Cleaning up. I have always felt the need to clean up. Clean up before visiting my family, my mother’s family. Clean up not just in the showering, the washing, the brushing, the toning, the hydrating, but the importance of looking good. Looking good and pretty- with the right outfit of something that is nice enough but not too nice. Somewhere between the proms of my past and future and my track shorts and yoga gear. But I have to look nice. I have to. My makeup should be done in a way that highlights my eyes- shadow of sparkly colors and the eyeliner smudged just right. I worry or I did used to worry incessantly that I wouldn’t look right. Look right. Seeing my mother’s family meant that my game face must be on. On. Because I must be deemed the normal. I must be deemed the successful. I must be deemed beautiful like my mother- all her good traits mine- her eyes and hair and intelligence and spunk and wittiness and humor- but the bad- the bad recycled away, composted away forgotten. Not me. At all. For I am clean. I am different. I don’t want the traits of the up and downs of the yo-yo disease or the incessant calling or the disappearing acts or the best friend devil two play. No I can’t be those. So I clean up. I clean up in away that I can still be my mother. The good one. I clean up so no one will think I am like her. But I am like her. Not in the extremity. But her anxiety she did pass along through her blood, and pulse, and womb in birthing me. Re-enforced through me not knowing who she would be. Who she would be? Exacerbated through the early wake up calls of screaming and yelling. A light sleeper always.

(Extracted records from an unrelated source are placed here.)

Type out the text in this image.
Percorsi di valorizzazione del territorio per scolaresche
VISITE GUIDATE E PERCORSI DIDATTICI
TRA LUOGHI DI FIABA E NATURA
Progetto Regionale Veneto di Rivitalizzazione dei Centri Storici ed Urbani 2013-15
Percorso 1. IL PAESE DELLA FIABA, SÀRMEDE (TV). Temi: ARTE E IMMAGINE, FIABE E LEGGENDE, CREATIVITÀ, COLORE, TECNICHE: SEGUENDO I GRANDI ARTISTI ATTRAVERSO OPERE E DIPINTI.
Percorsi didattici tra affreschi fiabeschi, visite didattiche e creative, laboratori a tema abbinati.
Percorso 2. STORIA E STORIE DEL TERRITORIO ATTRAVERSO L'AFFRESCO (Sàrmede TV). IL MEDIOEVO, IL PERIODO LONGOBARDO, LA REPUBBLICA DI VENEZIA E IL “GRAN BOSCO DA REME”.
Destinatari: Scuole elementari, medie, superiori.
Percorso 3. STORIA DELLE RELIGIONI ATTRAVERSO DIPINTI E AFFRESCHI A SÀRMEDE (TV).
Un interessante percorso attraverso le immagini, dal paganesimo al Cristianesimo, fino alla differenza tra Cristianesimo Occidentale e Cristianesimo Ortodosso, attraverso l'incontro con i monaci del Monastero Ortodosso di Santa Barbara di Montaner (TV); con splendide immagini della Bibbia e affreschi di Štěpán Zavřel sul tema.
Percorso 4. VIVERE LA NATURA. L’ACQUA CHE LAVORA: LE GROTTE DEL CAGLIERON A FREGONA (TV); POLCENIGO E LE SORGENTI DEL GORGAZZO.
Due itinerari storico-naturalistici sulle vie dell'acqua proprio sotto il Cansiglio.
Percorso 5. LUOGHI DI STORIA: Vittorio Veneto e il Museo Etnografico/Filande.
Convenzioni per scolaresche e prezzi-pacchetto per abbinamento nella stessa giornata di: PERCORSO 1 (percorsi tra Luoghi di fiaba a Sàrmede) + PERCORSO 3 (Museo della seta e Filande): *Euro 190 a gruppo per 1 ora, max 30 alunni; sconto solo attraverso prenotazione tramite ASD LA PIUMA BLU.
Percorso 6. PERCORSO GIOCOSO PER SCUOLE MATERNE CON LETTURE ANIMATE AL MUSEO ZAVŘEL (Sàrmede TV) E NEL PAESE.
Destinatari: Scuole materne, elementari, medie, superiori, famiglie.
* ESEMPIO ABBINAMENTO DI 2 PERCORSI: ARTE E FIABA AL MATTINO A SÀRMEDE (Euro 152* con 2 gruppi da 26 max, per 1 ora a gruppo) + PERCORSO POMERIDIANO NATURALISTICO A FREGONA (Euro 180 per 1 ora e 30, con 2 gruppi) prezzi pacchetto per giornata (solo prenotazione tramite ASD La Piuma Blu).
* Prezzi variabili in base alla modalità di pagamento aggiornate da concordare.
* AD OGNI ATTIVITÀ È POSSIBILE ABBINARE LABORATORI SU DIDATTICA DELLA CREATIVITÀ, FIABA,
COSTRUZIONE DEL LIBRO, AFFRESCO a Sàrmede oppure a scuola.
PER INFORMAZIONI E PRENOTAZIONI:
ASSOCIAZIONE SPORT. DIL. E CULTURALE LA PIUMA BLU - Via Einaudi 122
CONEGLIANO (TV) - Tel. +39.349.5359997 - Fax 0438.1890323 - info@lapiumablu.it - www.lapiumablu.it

My mother taught me long ago to clean up. To look good and accessorize. Always. So no one would know about her. From the outside much didn’t know. She taught me the importance of cleaning up so no one would question me. Question me. I took it to heart and tattooed it on my chest and kept looking down at it. Look clean. Look normal. So no one will know. It was more than the exterior of my dress and face but I transformed it to success. Being a success. So no one would question me. Ask me. Who I was. Who she was. She taught me. To run so fast and hard and do it well that no one would know.

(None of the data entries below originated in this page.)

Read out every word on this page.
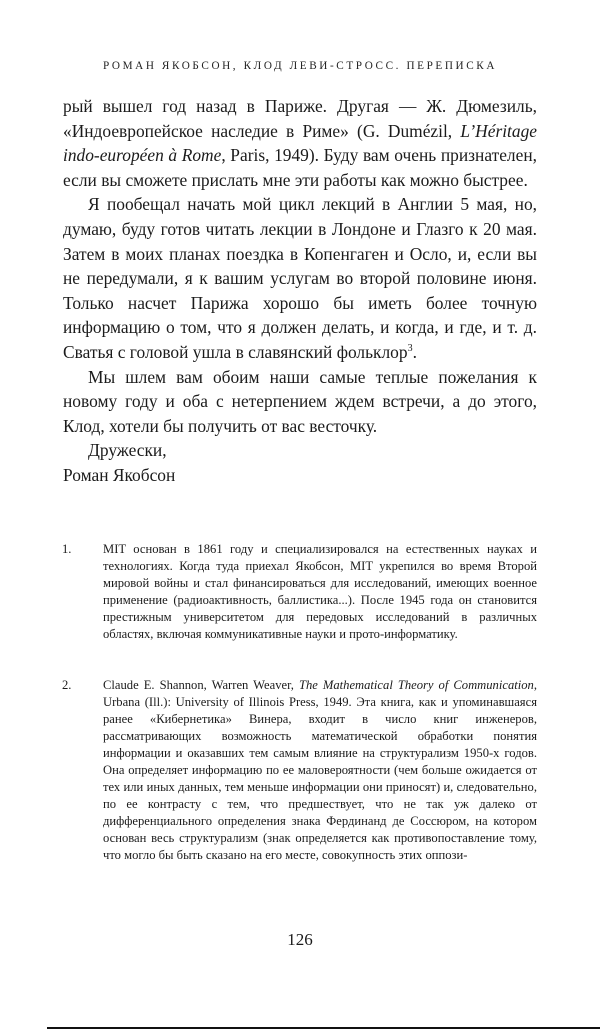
РОМАН ЯКОБСОН, КЛОД ЛЕВИ-СТРОСС. ПЕРЕПИСКА

рый вышел год назад в Париже. Другая — Ж. Дюмезиль, «Индоевропейское наследие в Риме» (G. Dumézil, L’Héritage indo-européen à Rome, Paris, 1949). Буду вам очень признателен, если вы сможете прислать мне эти работы как можно быстрее.

Я пообещал начать мой цикл лекций в Англии 5 мая, но, думаю, буду готов читать лекции в Лондоне и Глазго к 20 мая. Затем в моих планах поездка в Копенгаген и Осло, и, если вы не передумали, я к вашим услугам во второй половине июня. Только насчет Парижа хорошо бы иметь более точную информацию о том, что я должен делать, и когда, и где, и т. д. Сватья с головой ушла в славянский фольклор$^3$.

Мы шлем вам обоим наши самые теплые пожелания к новому году и оба с нетерпением ждем встречи, а до этого, Клод, хотели бы получить от вас весточку.

Дружески,

Роман Якобсон

1.	MIT основан в 1861 году и специализировался на естественных науках и технологиях. Когда туда приехал Якобсон, MIT укрепился во время Второй мировой войны и стал финансироваться для исследований, имеющих военное применение (радиоактивность, баллистика...). После 1945 года он становится престижным университетом для передовых исследований в различных областях, включая коммуникативные науки и прото-информатику.
2.	Claude E. Shannon, Warren Weaver, The Mathematical Theory of Communication, Urbana (Ill.): University of Illinois Press, 1949. Эта книга, как и упоминавшаяся ранее «Кибернетика» Винера, входит в число книг инженеров, рассматривающих возможность математической обработки понятия информации и оказавших тем самым влияние на структурализм 1950-х годов. Она определяет информацию по ее маловероятности (чем больше ожидается от тех или иных данных, тем меньше информации они приносят) и, следовательно, по ее контрасту с тем, что предшествует, что не так уж далеко от дифференциального определения знака Фердинанд де Соссюром, на котором основан весь структурализм (знак определяется как противопоставление тому, что могло бы быть сказано на его месте, совокупность этих оппози-
126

Know about our family. About her. And eventually about me. About my own battles. Not like hers. But battles all the same. I used to feel the need to always clean up before seeing my mother’s family so they wouldn’t think I was her. Her entirely. But know there might be freedom in coming clean. About who I really am with them. I have the luxury of years of absence of me knowing them as a child and then again as a adult. That I can be myself. I can read my work around the circle of them. In ways I can’t with my other family. I can come clean about me. Who I really am. Not who I want them to think I am. Cleaning up for me. Isn’t about pretending anymore. I am clean. Clean in a way I didn’t know I could be. My mother didn’t teach me this way. She still lives in the cloud and island of denial. No I learned this one on my own. I am clean. Now. I am clean.